Rovers didn’t replace Adam Armstrong, but then they never could. 

Only one player in the whole division scored more than Armstrong’s 28 league goals last season, that man being Ivan Toney whose 31 were the most ever of a striker in the Championship. Only three players had ever bettered 28  – Toney, Glenn Murray and Teemu Pukki.

What Rovers could have done, and what was seemingly the intention of Tony Mowbray, was to add a number of attacking players to help support those already at the club and between them come somewhere close to filling the lost goals, factoring in the seven scored by Harvey Elliott who returned to Liverpool after his loan spell.

Sam Gallagher and Ben Brereton were always going to have to step up given both the investment in them and the bedding in period afforded by Armstrong’s scoring spree since their arrivals.

The season has started well for the pair, five goals between them in five games, already a third of the way to matching their combined 15 of last season.

The attacking threat added in the window comes in the form of Leeds United’s Ian Poveda and Brighton winger Reda Khadra, but with Harry Chapman, brought on in three of the five matches so far, having now moved on, the pair will only be added to Tyrhys Dolan and Dan Butterworth as the challenge to Gallagher and Brereton.

Those who have been calling for Gallagher to be used more centrally could now get their wish, though only at the weekend the manager warned of how Brereton and Gallagher, having played all but 17 minutes of the season so far, couldn’t keep going at the intensity they have been across the 46-game season without some help.

And that was a word that continued to crop up throughout the window, Mowbray wanting competition and help for the group he has got. With the efforts they have put in so far, it felt the least they deserved.

By the end, Rovers didn’t even do the ‘five loan minimum’ outlined by Mowbray, and as the dust settles, they feel at least one option light, with a spot having gone begging.

The loans were boosted by the permanent addition of Tayo Edun. His arrival fits the criteria of Rovers’ recent signings, a good age, 23, at a good price, £500,000, and with plenty of room to grow and develop.

The expectation, confirmed by Mowbray, was that any fees spent in the window would be on a forward player, but for the second window in a row, that was reserved for a left back, though Edun does have the versatility to play further forward.

A problem position in the past has been addressed, this Rovers’ fifth left back signing on deadline day since 2017, yet since Lewis Holtby’s free agent in signing in September 2019, the next four windows have only brought three permanent outfield signings in Daniel Ayala, Harry Pickering and Edun.

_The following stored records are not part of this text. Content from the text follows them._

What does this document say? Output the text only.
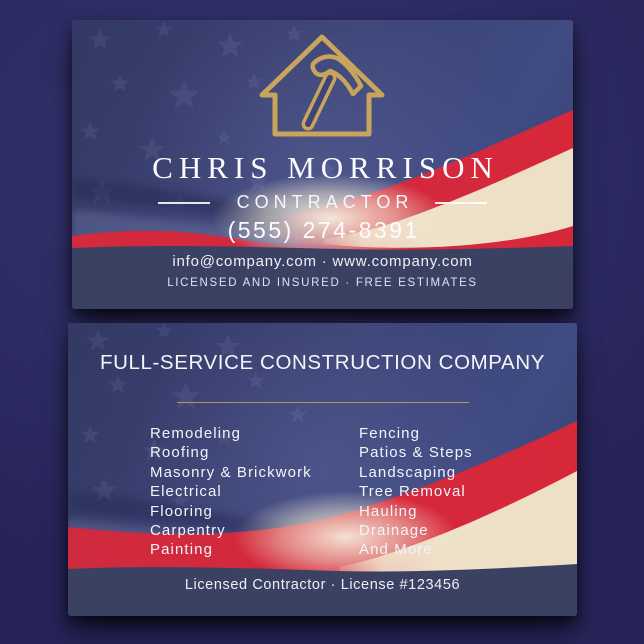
CHRIS MORRISON
CONTRACTOR
(555) 274-8391
info@company.com · www.company.com
LICENSED AND INSURED · FREE ESTIMATES
FULL-SERVICE CONSTRUCTION COMPANY
Remodeling
Roofing
Masonry & Brickwork
Electrical
Flooring
Carpentry
Painting
Fencing
Patios & Steps
Landscaping
Tree Removal
Hauling
Drainage
And More
Licensed Contractor · License #123456
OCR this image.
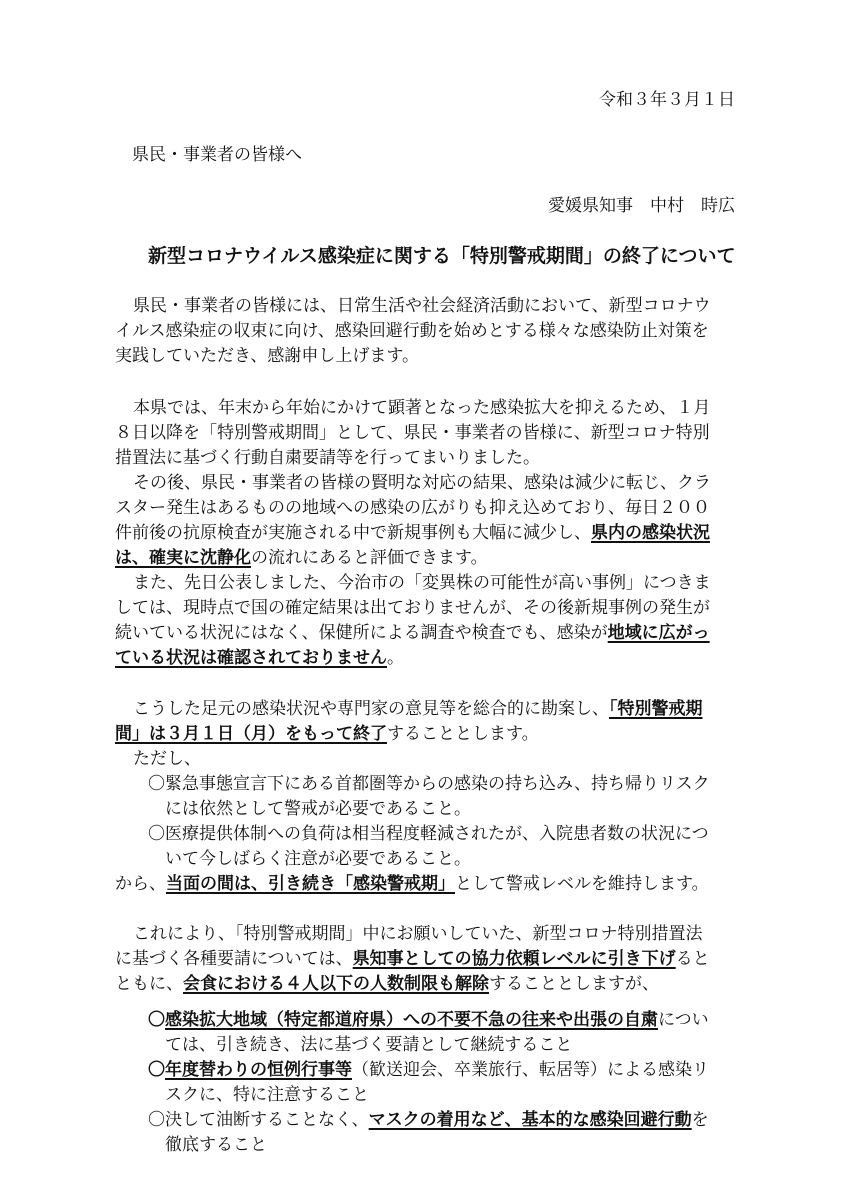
令和３年３月１日
県民・事業者の皆様へ
愛媛県知事　中村　時広
新型コロナウイルス感染症に関する「特別警戒期間」の終了について
県民・事業者の皆様には、日常生活や社会経済活動において、新型コロナウ
イルス感染症の収束に向け、感染回避行動を始めとする様々な感染防止対策を
実践していただき、感謝申し上げます。
本県では、年末から年始にかけて顕著となった感染拡大を抑えるため、１月
８日以降を「特別警戒期間」として、県民・事業者の皆様に、新型コロナ特別
措置法に基づく行動自粛要請等を行ってまいりました。
その後、県民・事業者の皆様の賢明な対応の結果、感染は減少に転じ、クラ
スター発生はあるものの地域への感染の広がりも抑え込めており、毎日２００
件前後の抗原検査が実施される中で新規事例も大幅に減少し、県内の感染状況
は、確実に沈静化の流れにあると評価できます。
また、先日公表しました、今治市の「変異株の可能性が高い事例」につきま
しては、現時点で国の確定結果は出ておりませんが、その後新規事例の発生が
続いている状況にはなく、保健所による調査や検査でも、感染が地域に広がっ
ている状況は確認されておりません。
こうした足元の感染状況や専門家の意見等を総合的に勘案し、「特別警戒期
間」は３月１日（月）をもって終了することとします。
ただし、
〇緊急事態宣言下にある首都圏等からの感染の持ち込み、持ち帰りリスク
には依然として警戒が必要であること。
〇医療提供体制への負荷は相当程度軽減されたが、入院患者数の状況につ
いて今しばらく注意が必要であること。
から、当面の間は、引き続き「感染警戒期」として警戒レベルを維持します。
これにより、「特別警戒期間」中にお願いしていた、新型コロナ特別措置法
に基づく各種要請については、県知事としての協力依頼レベルに引き下げると
ともに、会食における４人以下の人数制限も解除することとしますが、
〇感染拡大地域（特定都道府県）への不要不急の往来や出張の自粛につい
ては、引き続き、法に基づく要請として継続すること
〇年度替わりの恒例行事等（歓送迎会、卒業旅行、転居等）による感染リ
スクに、特に注意すること
〇決して油断することなく、マスクの着用など、基本的な感染回避行動を
徹底すること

Rovers went into last summer needing goalkeepers and three arrived on permanent deals. Twelve months on the issue is at the other end of the pitch and no such players have arrived.

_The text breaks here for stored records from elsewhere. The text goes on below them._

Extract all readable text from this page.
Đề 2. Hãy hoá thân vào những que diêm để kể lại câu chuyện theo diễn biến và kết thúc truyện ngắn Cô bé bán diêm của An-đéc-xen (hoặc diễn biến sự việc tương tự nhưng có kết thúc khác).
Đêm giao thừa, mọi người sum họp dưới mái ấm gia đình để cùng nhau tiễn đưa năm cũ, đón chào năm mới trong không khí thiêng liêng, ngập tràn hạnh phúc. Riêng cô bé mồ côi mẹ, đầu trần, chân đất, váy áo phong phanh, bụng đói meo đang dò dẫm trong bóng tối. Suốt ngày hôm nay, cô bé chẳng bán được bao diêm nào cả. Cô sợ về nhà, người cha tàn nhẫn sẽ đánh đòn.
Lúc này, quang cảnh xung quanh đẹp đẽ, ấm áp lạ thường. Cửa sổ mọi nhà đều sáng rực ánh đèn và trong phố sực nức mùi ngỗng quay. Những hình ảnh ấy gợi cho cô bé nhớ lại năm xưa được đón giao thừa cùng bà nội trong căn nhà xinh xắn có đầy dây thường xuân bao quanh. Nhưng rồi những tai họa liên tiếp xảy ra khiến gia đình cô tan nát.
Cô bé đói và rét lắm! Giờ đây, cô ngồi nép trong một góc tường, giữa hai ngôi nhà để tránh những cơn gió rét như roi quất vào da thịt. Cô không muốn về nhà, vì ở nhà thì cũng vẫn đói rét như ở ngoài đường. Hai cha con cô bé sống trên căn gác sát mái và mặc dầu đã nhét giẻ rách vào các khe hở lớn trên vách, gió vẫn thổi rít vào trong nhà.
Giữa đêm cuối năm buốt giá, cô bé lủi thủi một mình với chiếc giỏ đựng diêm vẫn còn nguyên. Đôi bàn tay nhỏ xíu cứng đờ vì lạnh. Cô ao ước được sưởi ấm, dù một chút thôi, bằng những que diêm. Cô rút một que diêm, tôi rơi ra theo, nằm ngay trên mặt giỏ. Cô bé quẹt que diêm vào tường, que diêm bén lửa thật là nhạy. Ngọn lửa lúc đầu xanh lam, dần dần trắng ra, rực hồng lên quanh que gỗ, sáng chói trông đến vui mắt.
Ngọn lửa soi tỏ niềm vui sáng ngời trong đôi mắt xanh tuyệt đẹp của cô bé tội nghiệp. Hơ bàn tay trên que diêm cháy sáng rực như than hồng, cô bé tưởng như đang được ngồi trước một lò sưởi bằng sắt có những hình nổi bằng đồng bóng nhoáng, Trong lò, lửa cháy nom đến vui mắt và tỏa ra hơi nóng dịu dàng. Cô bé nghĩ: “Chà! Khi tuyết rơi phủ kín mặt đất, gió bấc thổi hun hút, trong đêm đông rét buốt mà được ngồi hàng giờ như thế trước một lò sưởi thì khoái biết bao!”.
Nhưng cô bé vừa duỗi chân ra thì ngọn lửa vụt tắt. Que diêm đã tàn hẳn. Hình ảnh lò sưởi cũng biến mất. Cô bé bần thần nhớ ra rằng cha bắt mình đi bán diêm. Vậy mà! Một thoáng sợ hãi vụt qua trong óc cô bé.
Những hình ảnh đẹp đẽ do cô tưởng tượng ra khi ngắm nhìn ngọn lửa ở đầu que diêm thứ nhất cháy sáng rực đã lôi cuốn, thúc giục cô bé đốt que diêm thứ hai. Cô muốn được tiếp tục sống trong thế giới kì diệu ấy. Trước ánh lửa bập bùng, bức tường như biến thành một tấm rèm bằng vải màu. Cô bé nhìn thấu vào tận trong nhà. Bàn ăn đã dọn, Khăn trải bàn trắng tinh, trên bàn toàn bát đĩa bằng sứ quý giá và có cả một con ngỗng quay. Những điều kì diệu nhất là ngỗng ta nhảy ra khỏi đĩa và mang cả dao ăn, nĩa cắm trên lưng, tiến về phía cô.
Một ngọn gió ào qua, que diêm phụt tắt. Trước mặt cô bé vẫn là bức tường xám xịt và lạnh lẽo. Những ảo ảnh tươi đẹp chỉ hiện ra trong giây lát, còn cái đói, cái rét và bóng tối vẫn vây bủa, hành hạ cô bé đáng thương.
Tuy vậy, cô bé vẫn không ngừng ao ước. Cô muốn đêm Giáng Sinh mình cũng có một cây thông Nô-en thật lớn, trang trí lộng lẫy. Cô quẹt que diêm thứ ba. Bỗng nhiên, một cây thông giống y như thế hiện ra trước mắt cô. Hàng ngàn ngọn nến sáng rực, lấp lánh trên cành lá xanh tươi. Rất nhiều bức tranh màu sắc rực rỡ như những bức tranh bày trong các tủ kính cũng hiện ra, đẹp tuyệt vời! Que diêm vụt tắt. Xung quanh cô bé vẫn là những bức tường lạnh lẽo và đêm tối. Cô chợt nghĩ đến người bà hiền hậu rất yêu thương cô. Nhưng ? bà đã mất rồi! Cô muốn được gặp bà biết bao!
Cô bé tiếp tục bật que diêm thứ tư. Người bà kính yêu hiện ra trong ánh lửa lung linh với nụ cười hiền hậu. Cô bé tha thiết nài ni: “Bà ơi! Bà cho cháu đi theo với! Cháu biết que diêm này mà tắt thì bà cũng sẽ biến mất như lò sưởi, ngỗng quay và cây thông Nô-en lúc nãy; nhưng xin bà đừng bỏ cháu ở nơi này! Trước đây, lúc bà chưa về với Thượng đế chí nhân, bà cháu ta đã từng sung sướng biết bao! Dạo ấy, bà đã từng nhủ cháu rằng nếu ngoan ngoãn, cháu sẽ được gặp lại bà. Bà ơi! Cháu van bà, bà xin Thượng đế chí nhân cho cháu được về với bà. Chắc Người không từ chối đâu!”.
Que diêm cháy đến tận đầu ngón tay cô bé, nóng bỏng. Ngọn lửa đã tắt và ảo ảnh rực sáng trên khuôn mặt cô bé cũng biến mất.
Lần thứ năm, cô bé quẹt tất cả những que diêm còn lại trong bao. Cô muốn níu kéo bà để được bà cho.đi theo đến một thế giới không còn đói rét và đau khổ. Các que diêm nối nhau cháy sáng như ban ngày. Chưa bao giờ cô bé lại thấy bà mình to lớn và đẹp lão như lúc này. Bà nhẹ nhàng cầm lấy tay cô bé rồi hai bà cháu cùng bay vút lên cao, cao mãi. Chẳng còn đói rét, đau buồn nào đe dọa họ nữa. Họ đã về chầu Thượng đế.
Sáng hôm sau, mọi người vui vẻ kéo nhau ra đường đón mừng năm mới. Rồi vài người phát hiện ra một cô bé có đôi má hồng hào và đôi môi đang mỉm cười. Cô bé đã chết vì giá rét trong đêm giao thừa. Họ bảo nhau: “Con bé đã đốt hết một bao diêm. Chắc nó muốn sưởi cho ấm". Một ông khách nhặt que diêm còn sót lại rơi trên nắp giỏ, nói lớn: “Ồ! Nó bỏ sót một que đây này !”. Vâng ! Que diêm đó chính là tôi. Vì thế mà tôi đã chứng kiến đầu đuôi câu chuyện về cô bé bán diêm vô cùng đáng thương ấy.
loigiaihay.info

That hasn’t been something Rovers have had to worry about too much in recent years. From Rhodes and Gestede, on to Graham and Dack, and then Armstrong, as well as the money spent on Gallagher and Brereton, it meant Rovers weren’t often searching for a striker when others were clamouring to add in that area.

Yet they ended up in a position where, despite the sale of their star man, deals drifted away and with it the window drew to a close. Their hope being they have the fall-back options of what they already had.

The Armstrong departure was always going to be a difficult one to negotiate, as while always expected, acquiring the fee the club felt was the right figure came against the backdrop of a deflated market, an expiring contract and a large sell-on clause.

Yet the deal was wrapped up by August 10, still three weeks left in the window. Mowbray said he had been watching Michael Obafemi, who moved from Southampton to Swansea City on deadline day, for three months before confirming the club’s interest, and other such research will have been carried out on countless players.

Yet as the deadline approached on August 31, it felt Rovers had nowhere to go.

Another important date in the summer calendar was July 7 when that the transfer embargo was lifted, yet by July 29, Mowbray revealed he had received no guarantees over receiving any funds from the prospective sale of Armstrong, with the first signing coming on August 16 in the form of Leighton Clarkson, although it would have been six days earlier were it not for Khadra’s injury.

Were it not for the Edun signing, it could have been seen as Rovers operating in a self-imposed embargo.

Dissenting voices have grown louder after a window that threw up more questions than it did answers, though others would point to the perilous financial state, a positive start to the season and the Academy options through as offering some solace.

Yet a combination of loan signings and difficulty extending player contracts will catch up with Rovers soon enough, and as things stand, next summer may be that point.